Sharma disse que era uma prioridade provar através de investigações arqueológicas a existência de um rio místico, o Saraswati, que é mencionado noutras escrituras antigas, os Vedas.

Outros projectos incluem o exame de artefactos de localizações das escrituras, fazer mapas de datas de acontecimentos astrológicos mencionados nestes textos e escavar locais de batalhas noutra epopeia, o Mahabharata.

Do mesmo modo que alguns cristãos apontam para provas de antigas cheias para apoiar a narrativa bíblica da Arca de Noé, a ideia na Índia é verificar locais e acontecimentos descritos nas antigas escrituras e se estes podem ser verificados, então as histórias podem ser classificadas como verdadeiras. “Se o Corão e a Bíblia podem ser consideradas parte da História, qual é o problema de aceitar os nossos textos religiosos hindus como parte da História da Índia?”, perguntou Sharma.

Modi não ordenou a criação do comité (foi Sharma quem o fez), mas já seguiu esta assunção de que as escrituras relatam factos.

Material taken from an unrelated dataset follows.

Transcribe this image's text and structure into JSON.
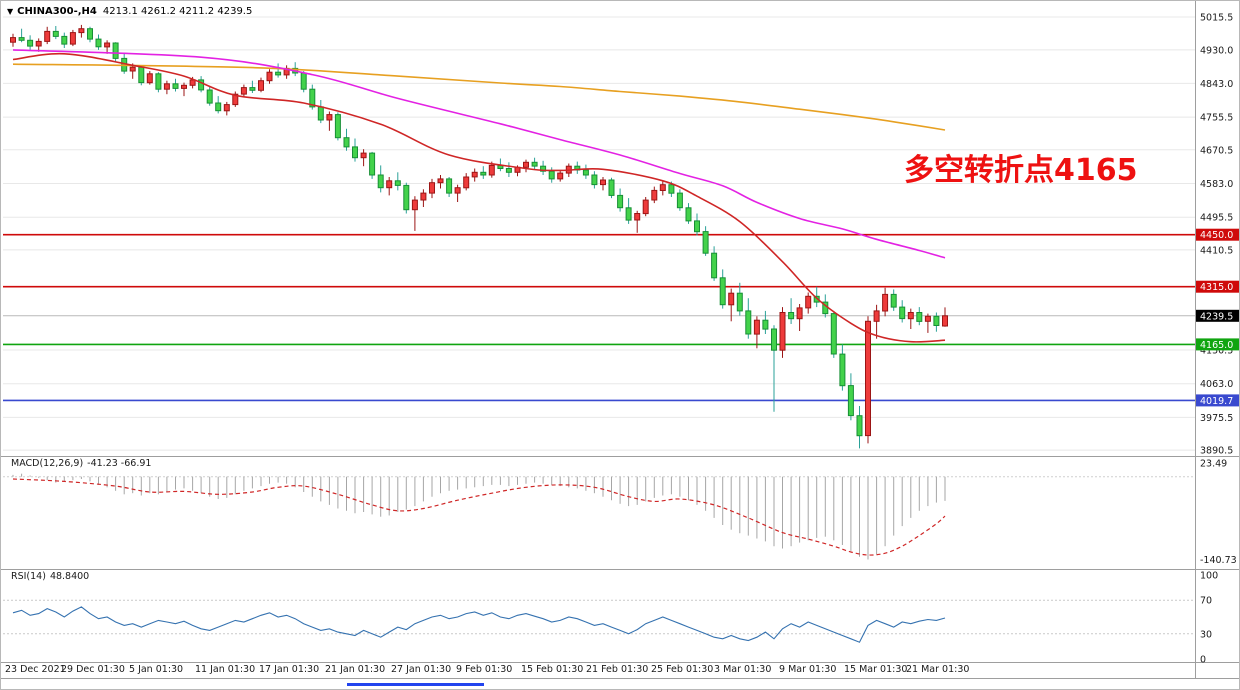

Numa inauguração em 2014 de um hospital em Bombaim, Modi apontou os progressos científicos documentados em textos antigos e foi mais longe: ao falar de Ganesha, a divindade com cabeça de elefante, especulou: “Nós veneramos o Deus Ganesha, e talvez tenha havido um cirurgião plástico naquela altura que manteve a cabeça de um elefante no tronco de um humano”, concluindo: “Há tantas áreas em que os nossos antepassados fizeram grandes contribuições.”